After coming across some research using voronoi diagrams produced by a genetic algorithm to approximate an image, I thought it may be of some practical use in working with animation - a media form that would appear ideally suited to such representation. I have produced a program which, when given a bitmap image, will eventually produce a set of points for a voronoi diagram that approximates it. The approach used is simpler than a true genetic algorithm, nothing more than a very cpu-intensive hill-climbing, but sufficient to produce a quite impressive result.
These representations can function as a form of lossy compression, but the quality leaves much to be desired. The image demonstrated here can, when gziped, fit in 2.8K.
My main interest is in disocclusion or inpainting - the use of these vorinoi diagrams to correct damage to an image, such as when a channel logo is removed from a television recording. This is achievable via a simple modification to ignore regions of the image designated as 'damaged' when producing the vorinoi approximation, then masking this approximation back into the original image in place of those areas.
A few tests show that this does work, and work well - it is espicially well suited for animation, and can rival any other form of inpainting I am aware of in terms of quality.

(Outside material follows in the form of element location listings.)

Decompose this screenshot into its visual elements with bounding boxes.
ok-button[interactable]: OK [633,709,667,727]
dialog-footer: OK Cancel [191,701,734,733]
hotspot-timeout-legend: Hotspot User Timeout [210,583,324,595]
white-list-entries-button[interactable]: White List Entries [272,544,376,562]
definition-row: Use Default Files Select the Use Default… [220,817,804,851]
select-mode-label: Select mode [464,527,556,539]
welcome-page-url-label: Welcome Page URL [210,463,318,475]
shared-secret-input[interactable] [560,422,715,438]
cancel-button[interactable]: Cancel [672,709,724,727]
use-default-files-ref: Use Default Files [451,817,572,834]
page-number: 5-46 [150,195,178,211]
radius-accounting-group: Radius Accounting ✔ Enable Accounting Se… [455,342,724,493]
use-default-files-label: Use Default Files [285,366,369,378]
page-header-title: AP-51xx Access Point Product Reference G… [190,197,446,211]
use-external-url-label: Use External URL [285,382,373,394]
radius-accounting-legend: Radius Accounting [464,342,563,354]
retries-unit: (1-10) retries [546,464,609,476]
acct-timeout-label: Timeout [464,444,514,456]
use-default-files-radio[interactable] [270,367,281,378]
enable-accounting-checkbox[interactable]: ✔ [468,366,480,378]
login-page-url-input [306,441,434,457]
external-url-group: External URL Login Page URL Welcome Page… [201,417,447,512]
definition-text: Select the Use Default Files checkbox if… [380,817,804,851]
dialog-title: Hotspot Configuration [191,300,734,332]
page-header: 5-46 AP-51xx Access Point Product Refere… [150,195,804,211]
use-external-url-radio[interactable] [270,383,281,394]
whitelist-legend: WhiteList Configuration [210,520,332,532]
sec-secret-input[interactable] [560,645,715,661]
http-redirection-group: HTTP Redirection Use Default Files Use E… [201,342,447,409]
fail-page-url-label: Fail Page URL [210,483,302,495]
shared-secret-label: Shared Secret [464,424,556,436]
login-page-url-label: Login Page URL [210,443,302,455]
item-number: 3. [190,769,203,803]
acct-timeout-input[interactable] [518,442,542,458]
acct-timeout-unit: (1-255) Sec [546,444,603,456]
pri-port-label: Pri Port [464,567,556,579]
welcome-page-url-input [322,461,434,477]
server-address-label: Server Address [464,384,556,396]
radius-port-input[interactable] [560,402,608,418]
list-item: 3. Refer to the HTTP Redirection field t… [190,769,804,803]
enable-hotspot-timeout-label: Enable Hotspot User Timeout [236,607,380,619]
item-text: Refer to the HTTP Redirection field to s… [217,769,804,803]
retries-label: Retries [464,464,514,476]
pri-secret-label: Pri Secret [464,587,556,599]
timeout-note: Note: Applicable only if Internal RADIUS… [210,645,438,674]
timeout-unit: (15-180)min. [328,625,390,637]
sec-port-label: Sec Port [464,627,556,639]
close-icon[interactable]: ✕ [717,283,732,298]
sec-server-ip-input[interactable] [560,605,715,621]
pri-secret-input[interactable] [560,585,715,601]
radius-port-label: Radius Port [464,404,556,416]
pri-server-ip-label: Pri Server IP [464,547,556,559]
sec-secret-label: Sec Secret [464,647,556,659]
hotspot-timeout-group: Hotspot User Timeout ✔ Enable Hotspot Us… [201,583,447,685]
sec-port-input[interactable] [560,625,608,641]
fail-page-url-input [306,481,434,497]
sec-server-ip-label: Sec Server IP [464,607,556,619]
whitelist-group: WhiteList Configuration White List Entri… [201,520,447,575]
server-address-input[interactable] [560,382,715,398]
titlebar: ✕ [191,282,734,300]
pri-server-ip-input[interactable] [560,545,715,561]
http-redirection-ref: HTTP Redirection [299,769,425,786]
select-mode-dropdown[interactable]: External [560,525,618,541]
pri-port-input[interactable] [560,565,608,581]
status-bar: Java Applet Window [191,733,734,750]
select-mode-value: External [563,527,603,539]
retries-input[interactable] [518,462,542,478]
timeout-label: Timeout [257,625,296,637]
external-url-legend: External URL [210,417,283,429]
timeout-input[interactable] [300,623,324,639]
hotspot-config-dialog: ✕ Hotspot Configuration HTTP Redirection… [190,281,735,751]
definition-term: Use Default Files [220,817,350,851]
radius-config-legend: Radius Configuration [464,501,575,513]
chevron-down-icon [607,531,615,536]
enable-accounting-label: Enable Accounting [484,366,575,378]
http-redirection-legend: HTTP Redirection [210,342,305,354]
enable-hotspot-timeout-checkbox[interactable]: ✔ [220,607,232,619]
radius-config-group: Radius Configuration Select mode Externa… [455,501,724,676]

A serious flaw is processor time: With even a core2quad computer taking several minutes to compute each frame, it is just impractical. The voronoi diagram drawing function (Recursive rectangular regions) works, but too slowly.
Though requiring substantial processor time, voronoi approximation proves quite effective at filling in blanks in animation. The complexity at the start of this test-sequence proves overwhelming, but the simpler images towards the end are disoccluded with near-perfection.